Tonight’s message is titled "The Shepherd’s Song". I have mentioned before that my father raised sheep while I was growing up. He’s since retired and moved into town, but for my entire childhood, Dad was always working with sheep.

Despite the fact that he daily attended to their needs, he was not really a shepherd. Sheep were his hobby, not his life. My Dad enjoyed his sheep, but it’s one thing to keep an animal in a pen or fence, and it’s quite another to live with and for that animal. And that is exactly what is demanded of the shepherd.

The Biblical writers often describe a king or spiritual leader as a shepherd of his people because of the way a true shepherd closely identifies with his flock.

David was a shepherd over his father Jesse’s sheep. However in Psalm 78 verses 70-72 we see that God transforms David from the shepherd of sheep to the shepherd of people.

Psalm 78: 70-72: He chose David also his servant, and took him from the sheepfolds: from following the ewes great with young he brought him to feed Jacob his people, and Israel his inheritance. So he fed them according to the integrity of his heart: and guided them by the skillfulness of his hands.

God also often describes himself as the shepherd of His people and he describes his people as the flock of his pasture. For example let’s read

Psalm 100:3 - Know ye that the Lord He is God: it is He that hath made us, and not we ourselves: we are His people and the sheep of His pasture.

Another example is

Psalm 80:1 - Give ear, O Israel, thou that leadest Joseph like a flock: thou that dwellest between the cherubims, shine forth.

Here and in many other verses of the Bible, God speaks of Himself as our shepherd.
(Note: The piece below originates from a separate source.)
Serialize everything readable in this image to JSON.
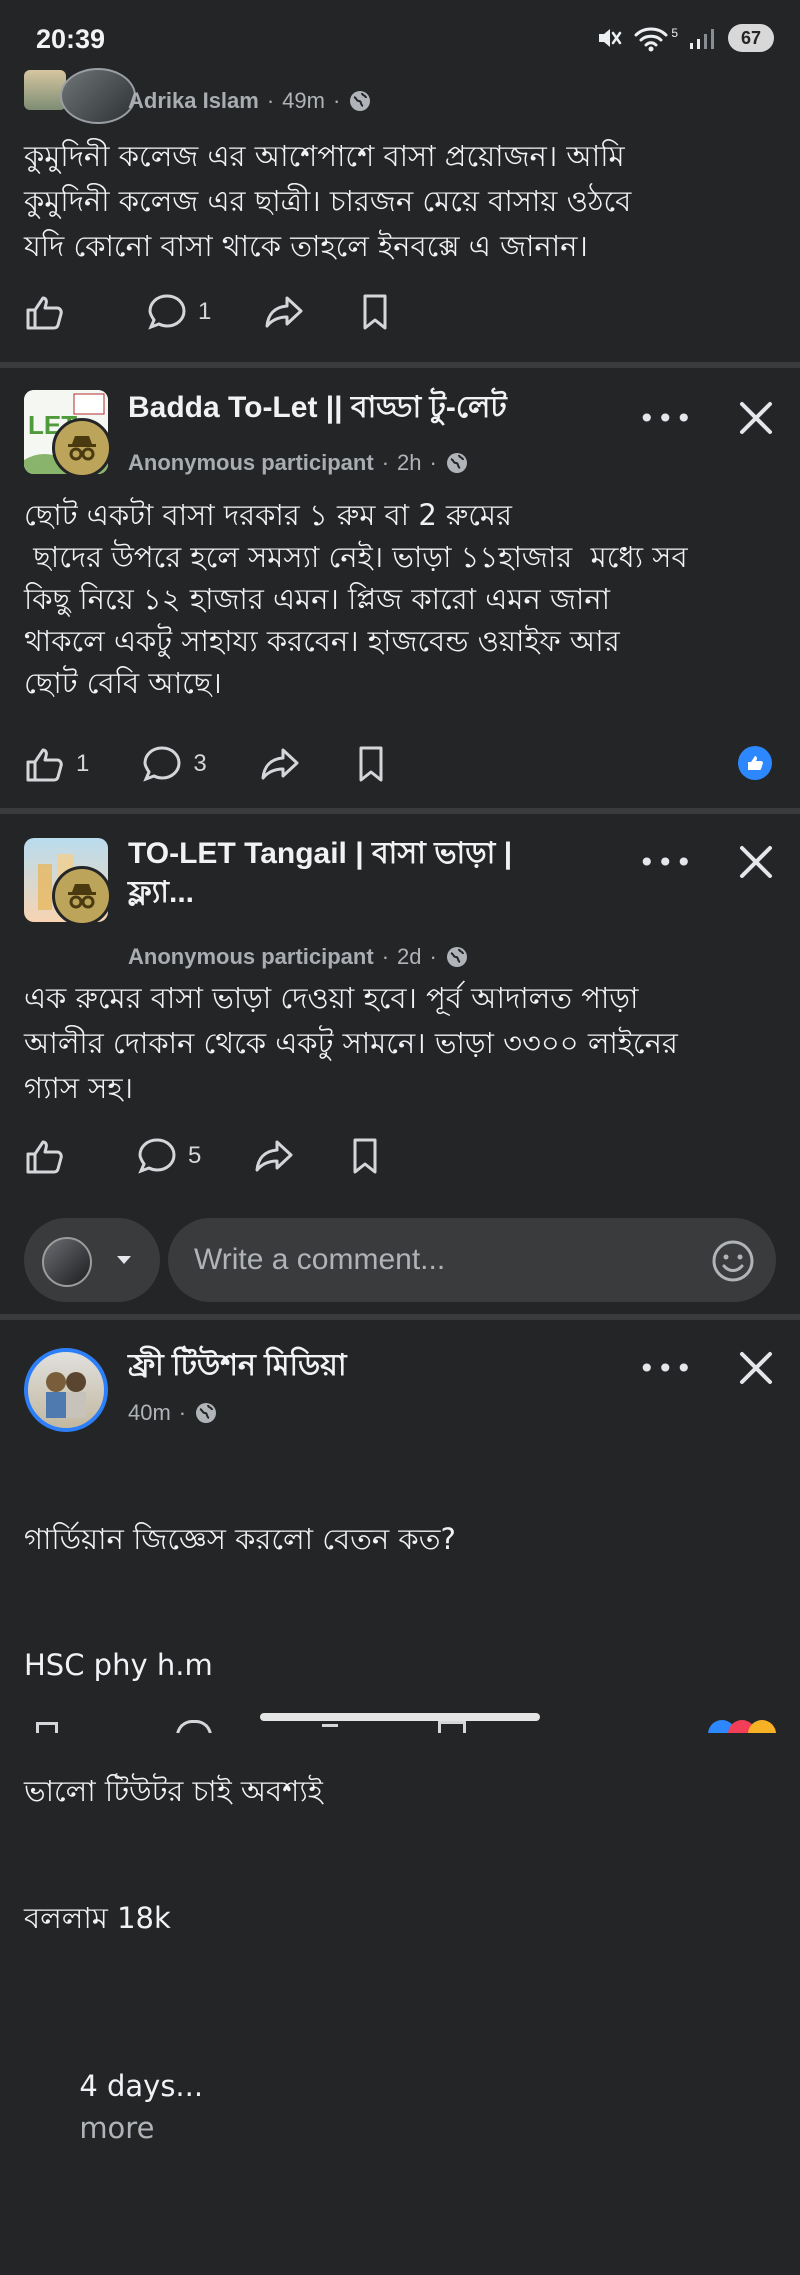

But when we think about God as our shepherd and we as His sheep, we inevitably find ourselves drawn to what is probably the most well memorized and well loved chapter of the whole Bible.

Psalm 23 is the Song of the Shepherd.

Quite fittingly, David is the author of this Psalm. I don’t think David wrote this psalm while out tending sheep. Most likely, he wrote it as a mature leader of Israel, reflecting back on the experiences of his youth as well as the demands of his office as King of Israel. And all the while the model of God as the Good Shepherd overwhelms him.

In turning to Psalm 23 we find that the theme of the poem is given in the first verse.

The Lord is my Shepherd, I shall not want.

We speak of God in many ways. He is our Rock, our fortress, the creator of all things, the Holy One, Emanuel, Majestic Lord, and so on and so on. But to speak of God as our shepherd is a bold statement. It demands a personal relationship.

As the shepherd, the Lord must identify with his flock.

As the shepherd, the Lord must always be near his flock.

As the shepherd, the Lord must fight for his flock.

As the shepherd, the Lord must even be willing to die for his flock.

THE LORD IS MY SHEPHERD, I SHALL NOT WANT. Or God is my shepherd I shall not lack. As the shepherd, the Lord must provide, he must take care of my needs!